Sunday, 29 March 2009

Throw some light here as well, please

My last post day-before could well have been a rant. But, last night I spent in a village which hasn’t seen its own electricity ever, except a community solar lamp defunct since last 2 months. Villagers charge their mobile phones from the neighbouring village shop 3 kilometers away, to which they usually walk, because cycles are a little expensive, or not needed.

Today 50 kilometers away, here in Saharsa there was no electricity for most of the day, and also the night.
And all over the world, they are switching off their lights for an hour to bring awareness about climate change.

Here. I am only asking for a small change.

Because, atleast blog readers are more understanding human beings, and I hope they didn’t keep their laptops on while their house lights were switched off. I think, bloggers are better people than the sarkari officials because aleast I can reach to them! The latter I know are bad with computers, busy with elections, conducting inter exams peacefully, and are signing, signing and just signing...

Thursday, 26 March 2009

POWER POLICY – jugglery of words

No, nothing about the Indian elexions this april here, but this bijli ki samasya in this country. The UPS box behind me wheezes with a half 100 volt power supplies, while the lightning crackles with the same rhythm, every five minutes left or right I see cracks in the sky.

In the UK, where 'the energy' is critical to their functioning and they say is under continuous threat from Russia, and sustainability concerns now in the market, I remember a newspaper advocating shift in the way energy is consumed there; said- “New generation power plants in the country”.
Here I had just read in today’s newspaper- “New power generation plants in the country”.
Just a swap of words I guess.

Saturday, 21 March 2009

Ahmedabad to Saharsa again

Unlike last time this time I made it on time; yes! from Gujarat to a Bihari town called Saharsa in exactly 18 hours (plus minus 30 minutes). Especially, it is always exciting when you catch your flight running, and they give the chauffeur driven bus all to yourself in the nice airport in Ahmedabad. But, whether the spicejet or IA, your neighbour has turned into an individualist, he is not interested in talking to you. And for you, the same individualist, richer guy, want to know how the trains are cleaned? Either it’s a teenager with both fixed legs inutile so he crawls, or a navel exposing kid because the lowermost button of his shirt is not important, or the shirt’s a couple of sizes small. Compassion or pity, they live on your tips dear passenger, dear citizen.

In Bihar platform no. 1, the train has its one destination written in Gujarati, saying Amdavad. It comes into attention because for a moment the brain is not able to connect something written in Gujarati in a Hindi spoken part of the world (or for that matter Maithili or Bhojpuri).

Makkhis are in plenty. Closer look tells that they live in groups, with 20 to 50 in one, and each group a couple of feet away from each other. In the amidst it feels home no matter strangers pushing onto you when walking, and leaning onto you when sitting waiting for time to pass. The conversations though start up don’t go beyond a point, because it needs at least one of the two to sustain a conversation.

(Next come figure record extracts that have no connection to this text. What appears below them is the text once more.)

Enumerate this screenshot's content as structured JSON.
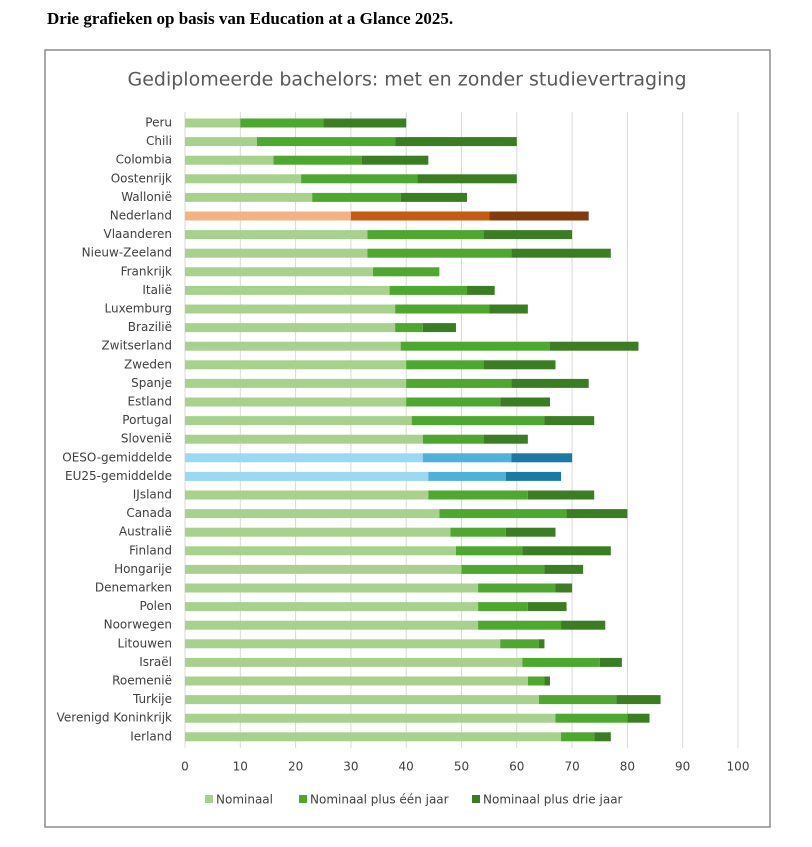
{
  "page_title": "Drie grafieken op basis van Education at a Glance 2025.",
  "chart_data": {
    "type": "stacked-barh",
    "title": "Gediplomeerde bachelors: met en zonder studievertraging",
    "categories": [
      "Peru",
      "Chili",
      "Colombia",
      "Oostenrijk",
      "Wallonië",
      "Nederland",
      "Vlaanderen",
      "Nieuw-Zeeland",
      "Frankrijk",
      "Italië",
      "Luxemburg",
      "Brazilië",
      "Zwitserland",
      "Zweden",
      "Spanje",
      "Estland",
      "Portugal",
      "Slovenië",
      "OESO-gemiddelde",
      "EU25-gemiddelde",
      "IJsland",
      "Canada",
      "Australië",
      "Finland",
      "Hongarije",
      "Denemarken",
      "Polen",
      "Noorwegen",
      "Litouwen",
      "Israël",
      "Roemenië",
      "Turkije",
      "Verenigd Koninkrijk",
      "Ierland"
    ],
    "series": [
      {
        "name": "Nominaal",
        "color": "#a9d18e",
        "point_colors": {
          "5": "#f4b183",
          "18": "#9bd8f2",
          "19": "#9bd8f2"
        },
        "values": [
          10,
          13,
          16,
          21,
          23,
          30,
          33,
          33,
          34,
          37,
          38,
          38,
          39,
          40,
          40,
          40,
          41,
          43,
          43,
          44,
          44,
          46,
          48,
          49,
          50,
          53,
          53,
          53,
          57,
          61,
          62,
          64,
          67,
          68
        ]
      },
      {
        "name": "Nominaal plus één jaar",
        "color": "#4ea72e",
        "point_colors": {
          "5": "#c55a11",
          "18": "#4fb1d8",
          "19": "#4fb1d8"
        },
        "values": [
          15,
          25,
          16,
          21,
          16,
          25,
          21,
          26,
          12,
          14,
          17,
          5,
          27,
          14,
          19,
          17,
          24,
          11,
          16,
          14,
          18,
          23,
          10,
          12,
          15,
          14,
          9,
          15,
          7,
          14,
          3,
          14,
          13,
          6
        ]
      },
      {
        "name": "Nominaal plus drie jaar",
        "color": "#3b7d23",
        "point_colors": {
          "5": "#843c0c",
          "18": "#1a7aa3",
          "19": "#1a7aa3"
        },
        "values": [
          15,
          22,
          12,
          18,
          12,
          18,
          16,
          18,
          null,
          5,
          7,
          6,
          16,
          13,
          14,
          9,
          9,
          8,
          11,
          10,
          12,
          11,
          9,
          16,
          7,
          3,
          7,
          8,
          1,
          4,
          1,
          8,
          4,
          3
        ]
      }
    ],
    "xlim": [
      0,
      100
    ],
    "xticks": [
      0,
      10,
      20,
      30,
      40,
      50,
      60,
      70,
      80,
      90,
      100
    ],
    "grid": true,
    "legend": "bottom"
  }
}
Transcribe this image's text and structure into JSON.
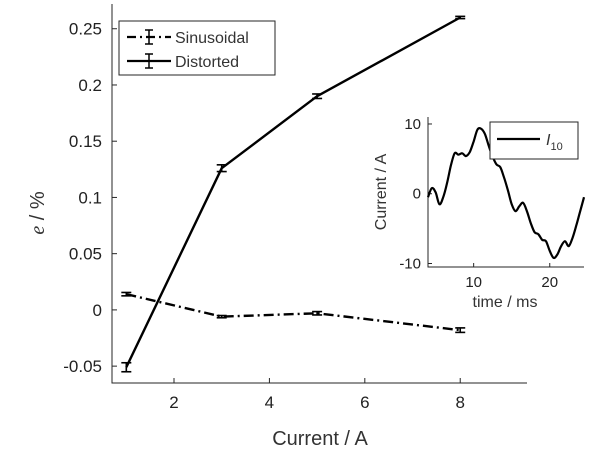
{
  "chart_data": [
    {
      "type": "line",
      "xlabel": "Current / A",
      "ylabel_symbol": "e",
      "ylabel_unit": " / %",
      "xlim": [
        0.7,
        9.4
      ],
      "ylim": [
        -0.065,
        0.272
      ],
      "xticks": [
        2,
        4,
        6,
        8
      ],
      "yticks": [
        -0.05,
        0,
        0.05,
        0.1,
        0.15,
        0.2,
        0.25
      ],
      "ytick_labels": [
        "-0.05",
        "0",
        "0.05",
        "0.1",
        "0.15",
        "0.2",
        "0.25"
      ],
      "grid": false,
      "legend_position": "top-left",
      "series": [
        {
          "name": "Sinusoidal",
          "style": "dashdot",
          "x": [
            1,
            3,
            5,
            8
          ],
          "y": [
            0.014,
            -0.006,
            -0.003,
            -0.018
          ],
          "err": [
            0.0015,
            0.001,
            0.0015,
            0.002
          ]
        },
        {
          "name": "Distorted",
          "style": "solid",
          "x": [
            1,
            3,
            5,
            8
          ],
          "y": [
            -0.051,
            0.126,
            0.19,
            0.26
          ],
          "err": [
            0.004,
            0.003,
            0.002,
            0.001
          ]
        }
      ]
    },
    {
      "type": "line",
      "xlabel": "time / ms",
      "ylabel": "Current / A",
      "xlim": [
        4,
        24.5
      ],
      "ylim": [
        -10.5,
        11
      ],
      "xticks": [
        10,
        20
      ],
      "yticks": [
        -10,
        0,
        10
      ],
      "grid": false,
      "legend_position": "top-right",
      "series": [
        {
          "name_main": "I",
          "name_sub": "10",
          "style": "solid",
          "x": [
            4,
            4.5,
            5,
            5.5,
            6,
            6.5,
            7,
            7.5,
            8,
            8.5,
            9,
            9.5,
            10,
            10.5,
            11,
            11.5,
            12,
            12.5,
            13,
            13.5,
            14,
            14.5,
            15,
            15.5,
            16,
            16.5,
            17,
            17.5,
            18,
            18.5,
            19,
            19.5,
            20,
            20.5,
            21,
            21.5,
            22,
            22.5,
            23,
            23.5,
            24,
            24.5
          ],
          "y": [
            -0.5,
            0.8,
            0.2,
            -1.5,
            -0.5,
            1.5,
            4,
            5.8,
            5.6,
            5.8,
            5.4,
            6,
            7.5,
            9.2,
            9.3,
            8.5,
            6.8,
            5.3,
            4.2,
            3.8,
            2.3,
            0.5,
            -1.5,
            -2.5,
            -1.8,
            -1.3,
            -2.5,
            -4.2,
            -5.5,
            -5.8,
            -6.6,
            -6.8,
            -8.2,
            -9.2,
            -8.7,
            -7.5,
            -6.8,
            -7.5,
            -6.3,
            -4.5,
            -2.5,
            -0.5
          ]
        }
      ]
    }
  ]
}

Newspapers are shouting for change, probably not knowing but envisioning what this change means. I share a few brittania cakes with the newspaper selling kid.

In the train, the five newspapers you have bought from different vendors are not yours because you can read only one at a time. You must give it to your surrounding neighbours who will casually ask you for one. You can treat him with chai too and then all his love and travel food is yours. Littees are a must have in Bihar, preferably homemade ones if you can lay your hands on a few by just being nice.

Thursday, 12 March 2009

This land is your land – let it flood.

Land, other than atmosphere and water, is arguably the most obvious physical entity that connects heavily to the universe. Eventually it belongs to no-one, or inversely, everyone, and probably though its ownership is never affirmative stays with the affirmative.

I recall Bihar, then the Indian history, and now these recent contemporary times that it is the holding of this land that can be blamed as the root cause of all the conflicts; within the guise of being a thankful source of pride and food. This want to call the land his own has given the man a tendency to divide, and for which he even won’t hesitate the third time to kill, even within his family too. Some people will make use of the second chance to agree and then to migrate.

So, if a flood comes and submerges this land, isn’t it helping solve the problem in a way? The setback is that this water eventually drains to the sea.